Have you tried putting a deadline on the task, either explicitly or implicitly? Instead of saying "Will you buy a card for someone?", try saying "Will you pick up a card for coworker by Friday?
It sets the expectation that you expect the task will be done in a certain amount of time, instead of leaving it open-ended. It's less ambiguous.
I have used this technique many times in work situations. As a developer, I frequently service requests from non-technical end-users. i.e. "can you add feature X to the application". Once the work is done, I would let them know "hey, I have added it, can you go test it out in Development and let me know if its working for you?" What would happen is I would never get any feedback and/or they would never test the feature.
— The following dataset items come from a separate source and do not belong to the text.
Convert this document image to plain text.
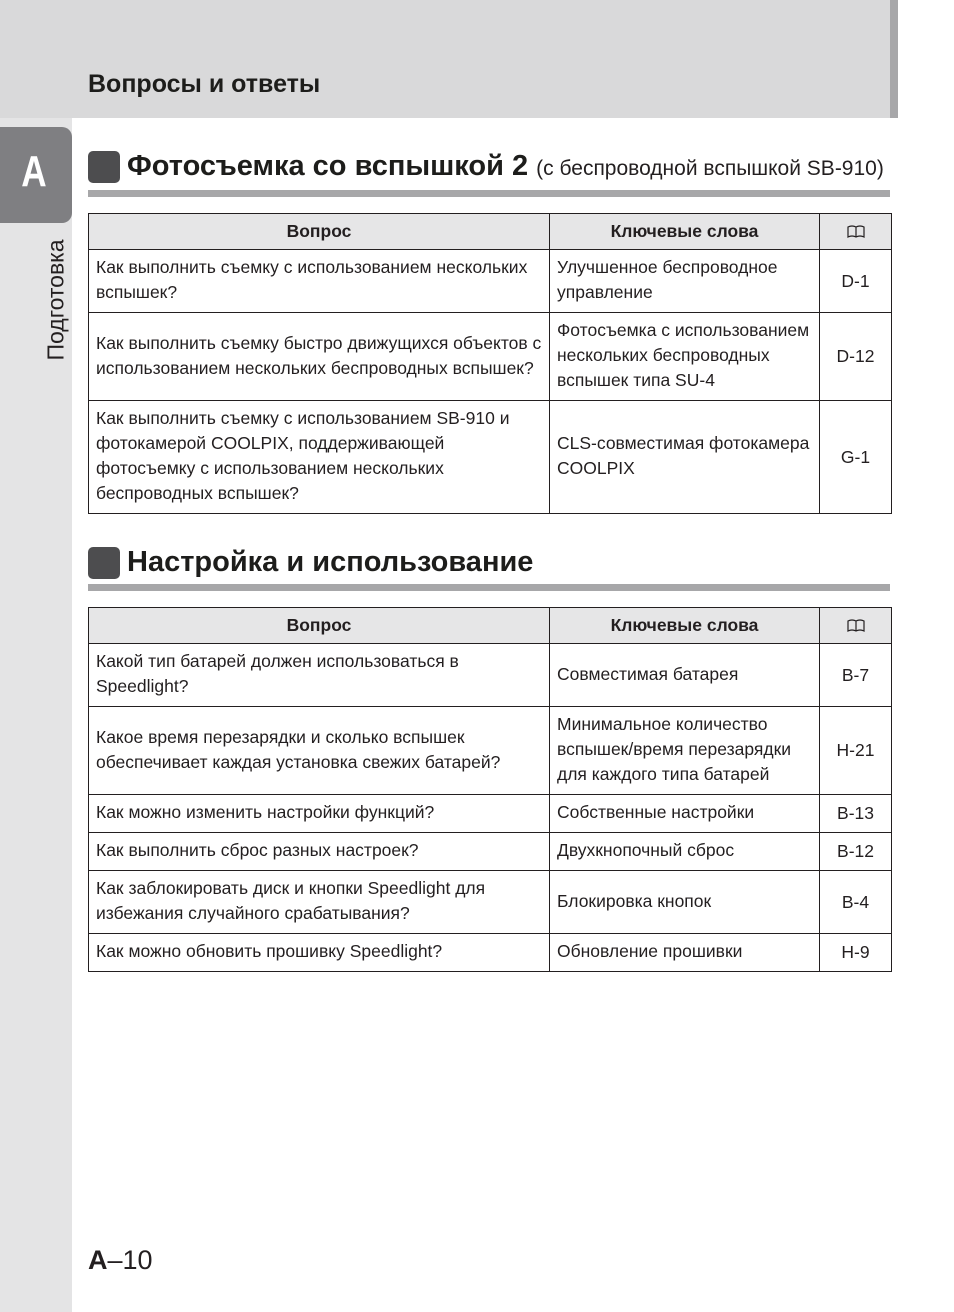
Вопросы и ответы
A
Подготовка
Фотосъемка со вспышкой 2 (с беспроводной вспышкой SB-910)
Вопрос	Ключевые слова	
Как выполнить съемку с использованием нескольких вспышек?	Улучшенное беспроводное управление	D-1
Как выполнить съемку быстро движущихся объектов с использованием нескольких беспроводных вспышек?	Фотосъемка с использованием нескольких беспроводных вспышек типа SU-4	D-12
Как выполнить съемку с использованием SB-910 и фотокамерой COOLPIX, поддерживающей фотосъемку с использованием нескольких беспроводных вспышек?	CLS-совместимая фотокамера COOLPIX	G-1
Настройка и использование
Вопрос	Ключевые слова	
Какой тип батарей должен использоваться в Speedlight?	Совместимая батарея	B-7
Какое время перезарядки и сколько вспышек обеспечивает каждая установка свежих батарей?	Минимальное количество вспышек/время перезарядки для каждого типа батарей	H-21
Как можно изменить настройки функций?	Собственные настройки	B-13
Как выполнить сброс разных настроек?	Двухкнопочный сброс	B-12
Как заблокировать диск и кнопки Speedlight для избежания случайного срабатывания?	Блокировка кнопок	B-4
Как можно обновить прошивку Speedlight?	Обновление прошивки	H-9
A–10
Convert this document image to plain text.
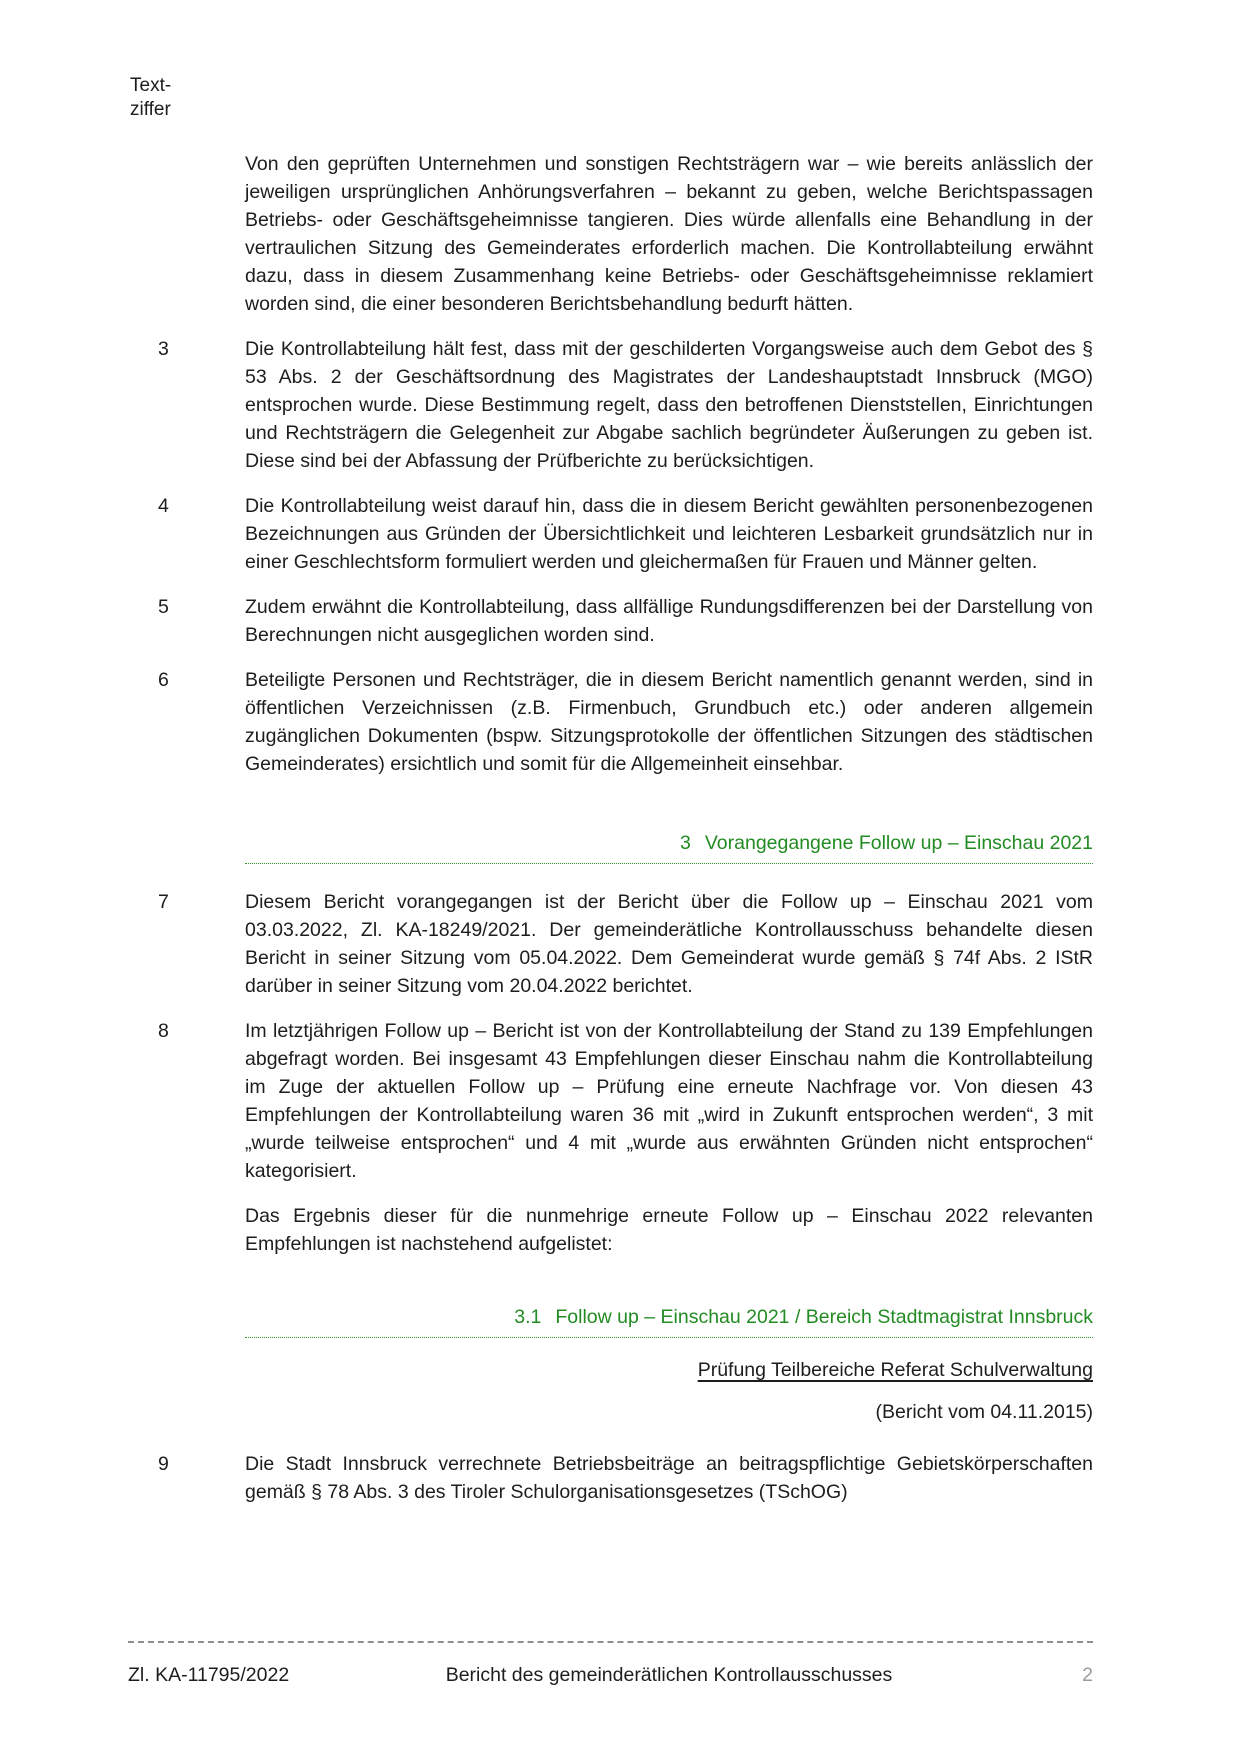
Text-
ziffer
Von den geprüften Unternehmen und sonstigen Rechtsträgern war – wie bereits anlässlich der jeweiligen ursprünglichen Anhörungsverfahren – bekannt zu geben, welche Berichtspassagen Betriebs- oder Geschäftsgeheimnisse tangieren. Dies würde allenfalls eine Behandlung in der vertraulichen Sitzung des Gemeinderates erforderlich machen. Die Kontrollabteilung erwähnt dazu, dass in diesem Zusammenhang keine Betriebs- oder Geschäftsgeheimnisse reklamiert worden sind, die einer besonderen Berichtsbehandlung bedurft hätten.
3	Die Kontrollabteilung hält fest, dass mit der geschilderten Vorgangsweise auch dem Gebot des § 53 Abs. 2 der Geschäftsordnung des Magistrates der Landeshauptstadt Innsbruck (MGO) entsprochen wurde. Diese Bestimmung regelt, dass den betroffenen Dienststellen, Einrichtungen und Rechtsträgern die Gelegenheit zur Abgabe sachlich begründeter Äußerungen zu geben ist. Diese sind bei der Abfassung der Prüfberichte zu berücksichtigen.
4	Die Kontrollabteilung weist darauf hin, dass die in diesem Bericht gewählten personenbezogenen Bezeichnungen aus Gründen der Übersichtlichkeit und leichteren Lesbarkeit grundsätzlich nur in einer Geschlechtsform formuliert werden und gleichermaßen für Frauen und Männer gelten.
5	Zudem erwähnt die Kontrollabteilung, dass allfällige Rundungsdifferenzen bei der Darstellung von Berechnungen nicht ausgeglichen worden sind.
6	Beteiligte Personen und Rechtsträger, die in diesem Bericht namentlich genannt werden, sind in öffentlichen Verzeichnissen (z.B. Firmenbuch, Grundbuch etc.) oder anderen allgemein zugänglichen Dokumenten (bspw. Sitzungsprotokolle der öffentlichen Sitzungen des städtischen Gemeinderates) ersichtlich und somit für die Allgemeinheit einsehbar.
3 Vorangegangene Follow up – Einschau 2021
7	Diesem Bericht vorangegangen ist der Bericht über die Follow up – Einschau 2021 vom 03.03.2022, Zl. KA-18249/2021. Der gemeinderätliche Kontrollausschuss behandelte diesen Bericht in seiner Sitzung vom 05.04.2022. Dem Gemeinderat wurde gemäß § 74f Abs. 2 IStR darüber in seiner Sitzung vom 20.04.2022 berichtet.
8	Im letztjährigen Follow up – Bericht ist von der Kontrollabteilung der Stand zu 139 Empfehlungen abgefragt worden. Bei insgesamt 43 Empfehlungen dieser Einschau nahm die Kontrollabteilung im Zuge der aktuellen Follow up – Prüfung eine erneute Nachfrage vor. Von diesen 43 Empfehlungen der Kontrollabteilung waren 36 mit „wird in Zukunft entsprochen werden“, 3 mit „wurde teilweise entsprochen“ und 4 mit „wurde aus erwähnten Gründen nicht entsprochen“ kategorisiert.
Das Ergebnis dieser für die nunmehrige erneute Follow up – Einschau 2022 relevanten Empfehlungen ist nachstehend aufgelistet:
3.1 Follow up – Einschau 2021 / Bereich Stadtmagistrat Innsbruck
Prüfung Teilbereiche Referat Schulverwaltung
(Bericht vom 04.11.2015)
9	Die Stadt Innsbruck verrechnete Betriebsbeiträge an beitragspflichtige Gebietskörperschaften gemäß § 78 Abs. 3 des Tiroler Schulorganisationsgesetzes (TSchOG)
Zl. KA-11795/2022	Bericht des gemeinderätlichen Kontrollausschusses	2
The feature would end up getting pushed to production anyway. To compound matters, they would come back to me weeks and months later saying "feature X didn't work."
In this case, I'm required to have them complete their task, because I can't do it for them. Only they can tell me if the feature is working as they expect.
So, what I started doing is saying things like "hey, feature X is completed. It needs to be tested by Friday or we'll assume you are signing off on it." When I started doing this, I noticed that they would start marking the "due date" in their calendars or otherwise getting back to me fairly quickly, often the same day or the next.
By setting an arbitrary deadline, you are communicating, in no uncertain terms, the time frame in which you expect this task to be completed. In my case, I was also able to communicate the consequence of NOT completing the task within that time frame, which was they would be signing of on something they hadn't tested or even looked at.